人はとしをとるにつれ、体から出る体臭も強くなります。唾液が出にくくなれば口臭が強くなり、皮脂の酸化は加齢臭となり、膀胱や腸の機能の低下は失禁のニオイとなります。ですから、介護の現場はニオイにまつわる悩みも多いのです。
いやなニオイは介護する側が不快なだけでなく、介護されるお年寄りにとっても心の負担になります。ただでさえ、「身の回りの世話をさせて申し訳ない」と思っているのに、さらに自分の体臭や排泄物のニオイで迷惑をかけているという気兼ねが重なります。
これまで、介護現場では「介護にニオイはつきもの」と諦めたり、遠慮して口に出さないことが多かったようです。しかし、老化を防ぐことはできませんが、介護臭は予防可能です。たとえば、飲み残したお茶がらからエキス(カテキン)を抽出して、お年寄りの清拭に使用すると体臭は著しく軽減します。尿失禁時のアンモニア臭はアルカリ性ですから、酸性のお酢や木酢液を使うとよいでしょう。

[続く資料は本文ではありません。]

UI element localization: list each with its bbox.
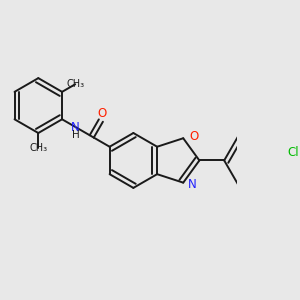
Text: O: O xyxy=(97,107,106,120)
Text: CH₃: CH₃ xyxy=(29,143,47,153)
Text: N: N xyxy=(71,121,80,134)
Text: Cl: Cl xyxy=(288,146,299,159)
Text: CH₃: CH₃ xyxy=(66,79,84,89)
Text: N: N xyxy=(188,178,197,191)
Text: O: O xyxy=(189,130,198,143)
Text: H: H xyxy=(72,130,79,140)
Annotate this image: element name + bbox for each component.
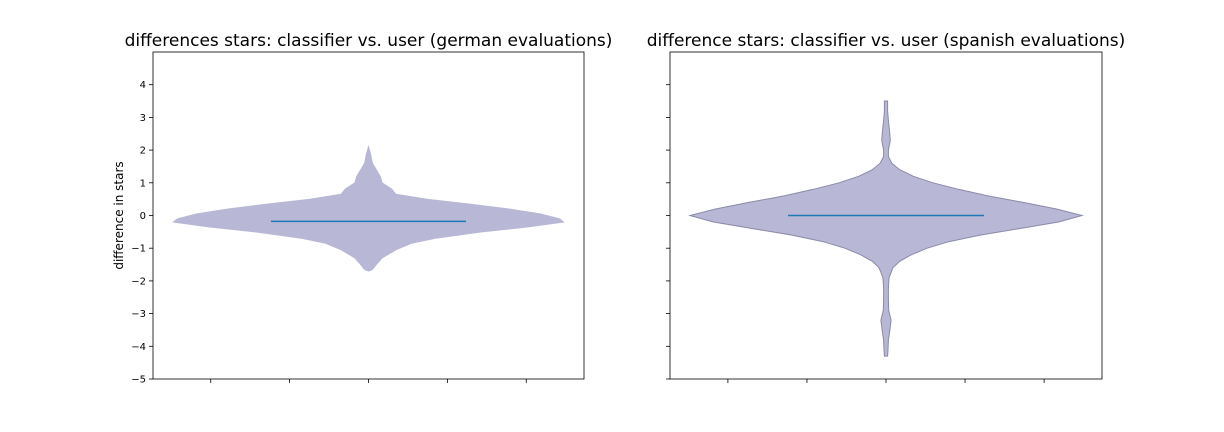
y-tick-label: −5	[131, 375, 146, 386]
y-tick-label: −2	[131, 276, 146, 287]
y-tick-label: 3	[140, 113, 146, 124]
y-tick-label: −4	[131, 342, 146, 353]
y-tick-label: 2	[140, 146, 146, 157]
violin-body	[688, 100, 1084, 357]
y-tick-label: −3	[131, 309, 146, 320]
chart-title: difference stars: classifier vs. user (s…	[647, 31, 1126, 51]
y-tick-label: 1	[140, 178, 146, 189]
violin-body	[172, 144, 565, 272]
y-tick-label: 4	[140, 80, 146, 91]
y-tick-label: −1	[131, 244, 146, 255]
y-axis-label: difference in stars	[112, 161, 126, 269]
german-violin-chart: differences stars: classifier vs. user (…	[112, 31, 612, 386]
y-tick-label: 0	[140, 211, 146, 222]
spanish-violin-chart: difference stars: classifier vs. user (s…	[647, 31, 1126, 383]
chart-title: differences stars: classifier vs. user (…	[125, 31, 613, 51]
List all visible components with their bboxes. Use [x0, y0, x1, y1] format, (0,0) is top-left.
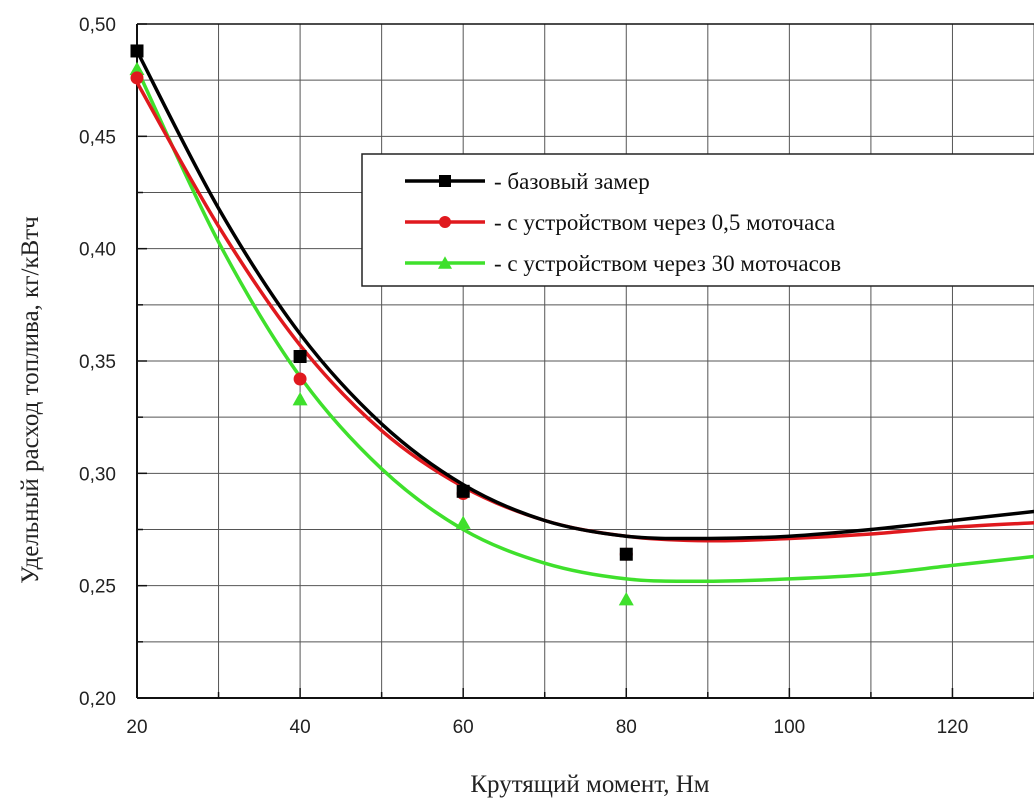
- y-axis-title: Удельный расход топлива, кг/кВтч: [17, 216, 44, 583]
- y-tick-label: 0,40: [79, 240, 116, 261]
- legend-label: - базовый замер: [494, 169, 650, 194]
- legend-marker-circle: [439, 216, 451, 228]
- y-tick-label: 0,30: [79, 464, 116, 485]
- legend-marker-triangle: [438, 256, 452, 269]
- x-tick-label: 20: [126, 717, 147, 738]
- axes: [136, 23, 1034, 699]
- y-tick-label: 0,45: [79, 127, 116, 148]
- series-line-square: [135, 49, 1034, 541]
- x-tick-label: 120: [937, 717, 969, 738]
- legend: - базовый замер - с устройством через 0,5…: [361, 153, 1034, 287]
- data-point-square: [293, 350, 307, 364]
- x-tick-labels: 20 40 60 80 100 120: [126, 717, 968, 738]
- data-point-circle: [293, 372, 307, 386]
- legend-marker-square: [439, 175, 451, 187]
- series-line-triangle: [135, 67, 1034, 584]
- x-tick-label: 100: [774, 717, 806, 738]
- y-tick-label: 0,25: [79, 577, 116, 598]
- x-tick-label: 60: [453, 717, 474, 738]
- data-point-triangle: [618, 591, 634, 606]
- y-tick-labels: 0,20 0,25 0,30 0,35 0,40 0,45 0,50: [79, 15, 116, 710]
- x-tick-label: 80: [616, 717, 637, 738]
- x-tick-label: 40: [290, 717, 311, 738]
- legend-label: - с устройством через 30 моточасов: [494, 251, 841, 276]
- data-point-triangle: [455, 515, 471, 529]
- y-tick-label: 0,35: [79, 352, 116, 373]
- y-tick-label: 0,20: [79, 689, 116, 710]
- data-point-square: [456, 484, 470, 498]
- legend-label: - с устройством через 0,5 моточаса: [494, 210, 835, 235]
- data-point-triangle: [129, 61, 145, 76]
- data-point-circle: [130, 71, 144, 85]
- series-markers: [129, 44, 634, 606]
- x-axis-title: Крутящий момент, Нм: [470, 771, 709, 798]
- data-point-square: [130, 44, 144, 58]
- data-point-square: [619, 547, 633, 561]
- data-point-triangle: [292, 392, 308, 406]
- series-curves: [135, 49, 1034, 584]
- y-tick-label: 0,50: [79, 15, 116, 36]
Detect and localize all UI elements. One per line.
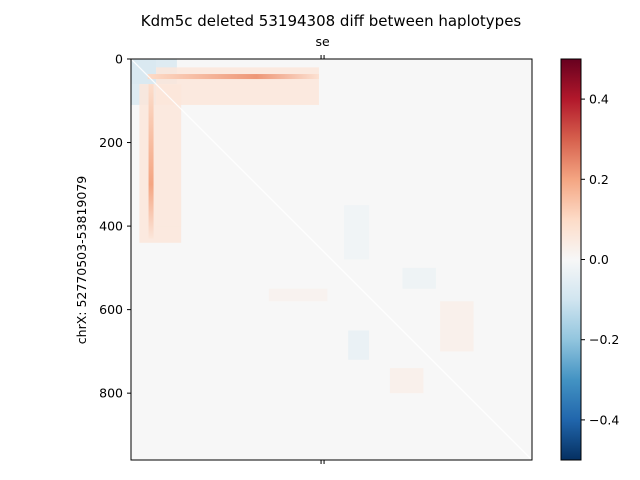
colorbar-tick-label: 0.0 bbox=[589, 252, 609, 267]
y-tick-label: 400 bbox=[99, 219, 123, 234]
heatmap-plot-area bbox=[130, 58, 533, 461]
heatmap-region-10 bbox=[440, 301, 474, 352]
colorbar-tick-label: −0.4 bbox=[589, 412, 619, 427]
heatmap-stripe-vertical bbox=[148, 84, 154, 239]
colorbar: 0.4 0.2 0.0 −0.2 −0.4 bbox=[560, 58, 619, 461]
heatmap-region-7 bbox=[348, 330, 370, 360]
top-axis: se bbox=[315, 34, 330, 59]
y-tick-label: 0 bbox=[115, 52, 123, 67]
y-tick-label: 800 bbox=[99, 386, 123, 401]
y-tick-label: 200 bbox=[99, 135, 123, 150]
heatmap-region-12 bbox=[344, 205, 370, 260]
heatmap-region-8 bbox=[389, 368, 424, 394]
colorbar-gradient bbox=[561, 59, 581, 460]
heatmap-stripe-horizontal bbox=[147, 74, 319, 80]
colorbar-tick-label: 0.4 bbox=[589, 92, 609, 107]
bottom-axis bbox=[320, 460, 325, 464]
heatmap-region-9 bbox=[402, 267, 436, 289]
y-axis-label: chrX: 52770503-53819079 bbox=[74, 176, 89, 344]
heatmap-region-11 bbox=[268, 288, 328, 302]
plot-frame bbox=[130, 58, 533, 461]
y-tick-label: 600 bbox=[99, 302, 123, 317]
heatmap-region-6 bbox=[156, 196, 182, 227]
chart-title: Kdm5c deleted 53194308 diff between hapl… bbox=[141, 12, 522, 30]
heatmap-region-4 bbox=[156, 67, 319, 105]
colorbar-tick-label: 0.2 bbox=[589, 172, 609, 187]
top-tick-label: se bbox=[315, 34, 330, 49]
colorbar-tick-label: −0.2 bbox=[589, 332, 619, 347]
heatmap-diagonal bbox=[131, 59, 532, 460]
y-axis: 0 200 400 600 800 bbox=[99, 52, 131, 401]
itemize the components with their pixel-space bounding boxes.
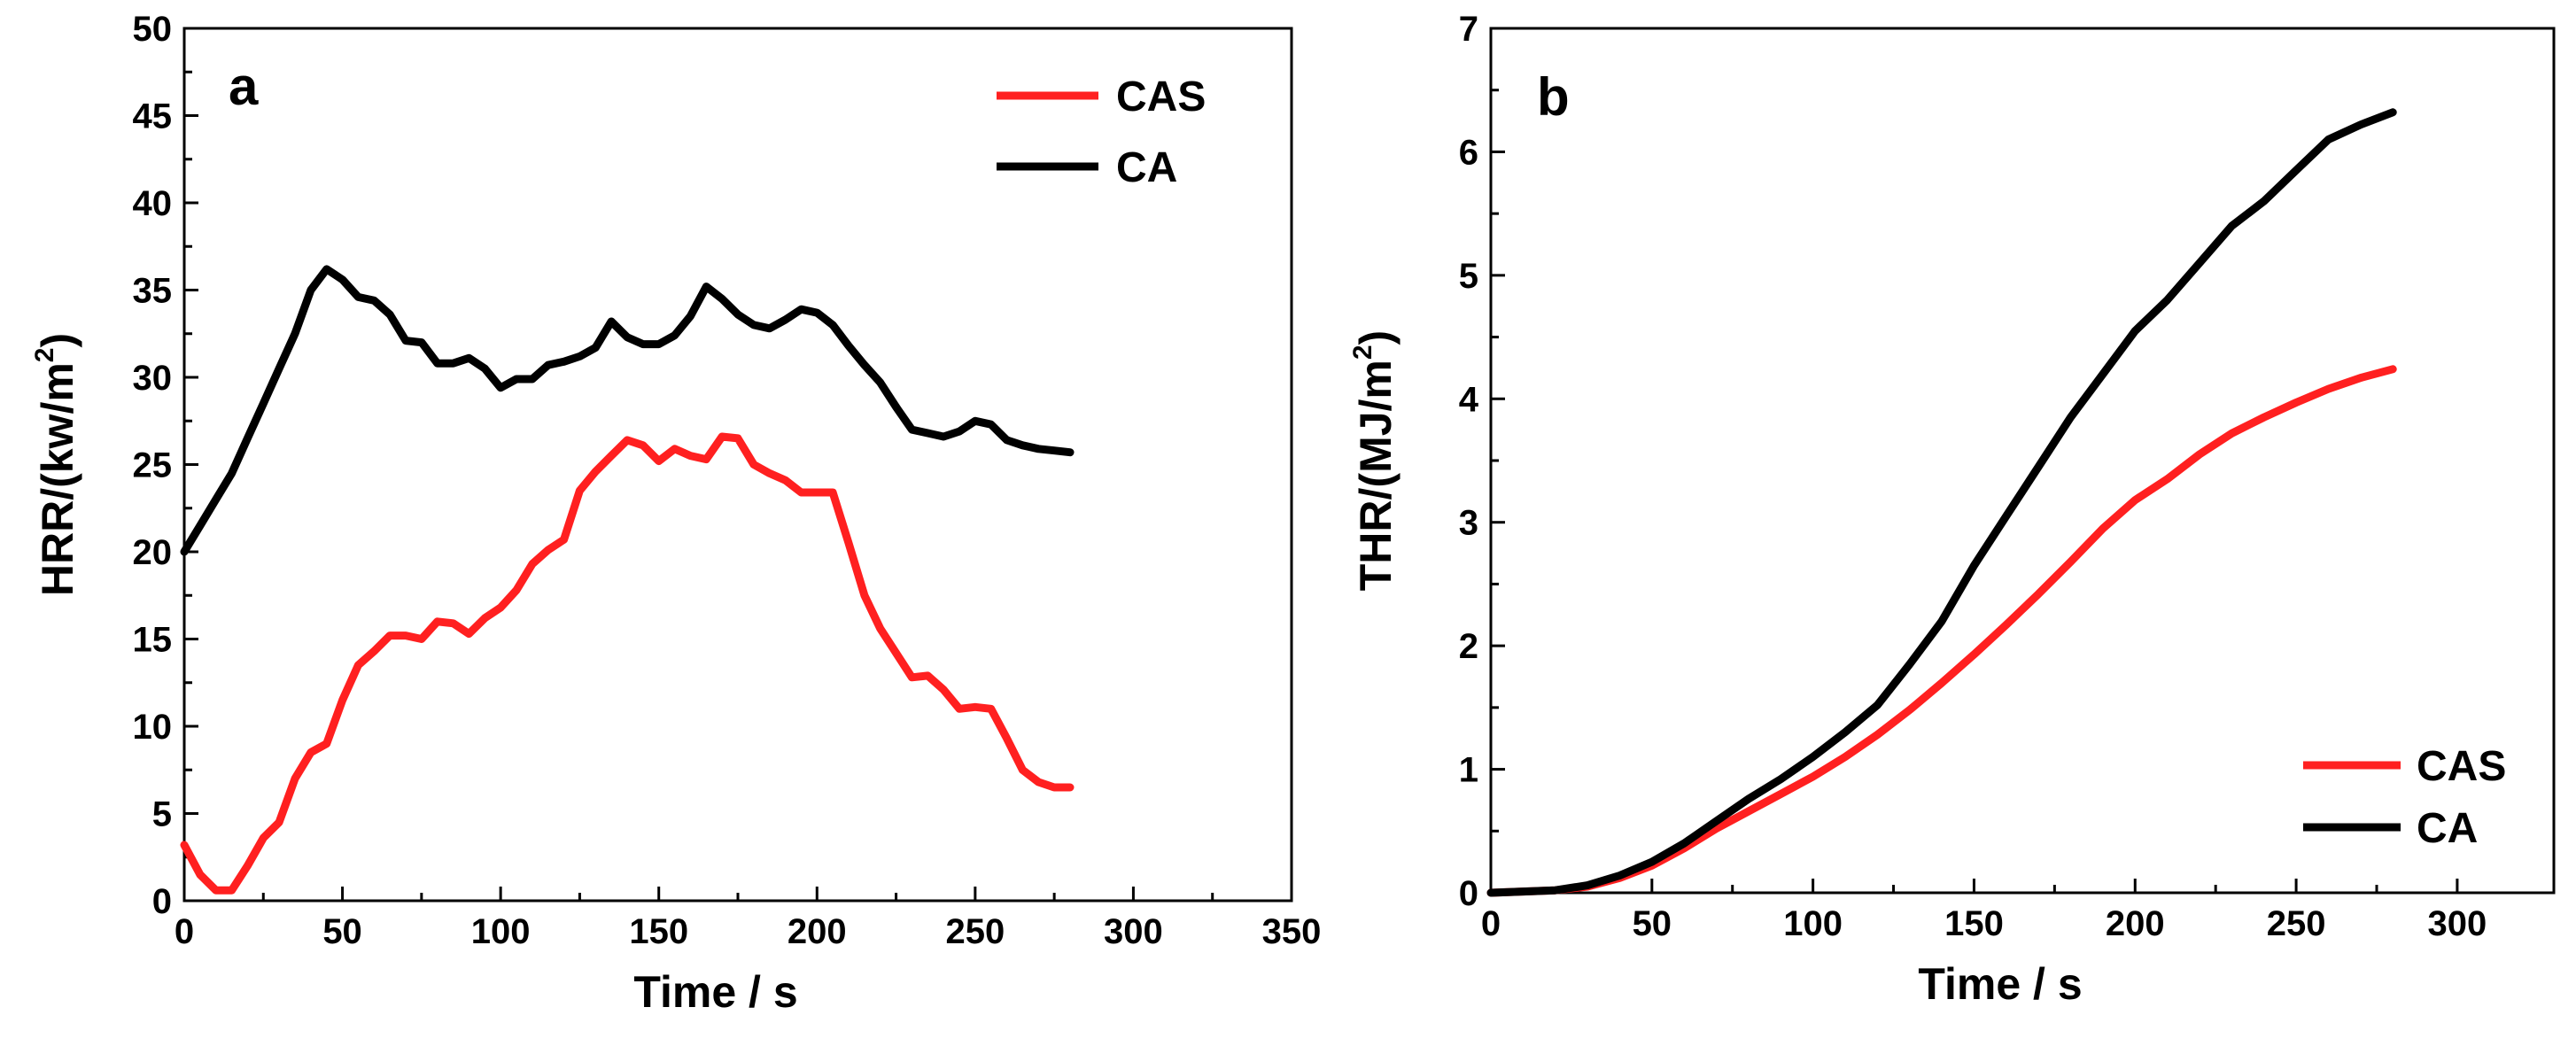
y-tick-label: 2 bbox=[1459, 627, 1478, 666]
panel-letter: a bbox=[229, 57, 259, 116]
x-tick-label: 300 bbox=[2428, 904, 2487, 943]
x-tick-label: 100 bbox=[471, 912, 531, 951]
y-tick-label: 5 bbox=[1459, 257, 1478, 296]
series-line-ca bbox=[1486, 108, 2397, 897]
panel-letter: b bbox=[1537, 67, 1570, 127]
y-tick-label: 50 bbox=[133, 10, 173, 49]
panel-a-hrr-chart: 0 50 100 150 200 250 300 350 0 5 10 15 20 25 30 35 40 45 5… bbox=[30, 10, 1321, 1017]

髪のニオイは、シャンプーに椿油を入れるとフケも予防できて効果的です。お年寄りの口臭予防は、唾液を分泌させる「口の体操」(本誌12月号で紹介)が誤嚥性肺炎の予防ともなり一石二鳥です。加齢臭の原因となる脂肪酸は酸性ですので、お風呂に重曹を入れて入浴するとよいでしょう。重曹風呂は体が芯まで温まり、健康増進にもなります。
市販の介護用品を活用することも大切です。今は各メーカーが消臭機能性を備えたおむつやポータブルトイレを開発しています。消臭繊維を使用した衣類や寝具もあります。これらの商品の知識はケアマネージャーに相談するとよいでしょう。常時寝たきりのお年寄りの寝室は、安全で殺菌作用や防カビ効果のある「弱酸性次亜塩素酸水」で消毒すると除菌消臭されます。これらのニオイケアをしたうえで、ティートリーやラベンダーなどの殺菌作用をもつハーブの製油を清拭や足浴などに利用すると、楽しく「香りケア」ができるでしょう。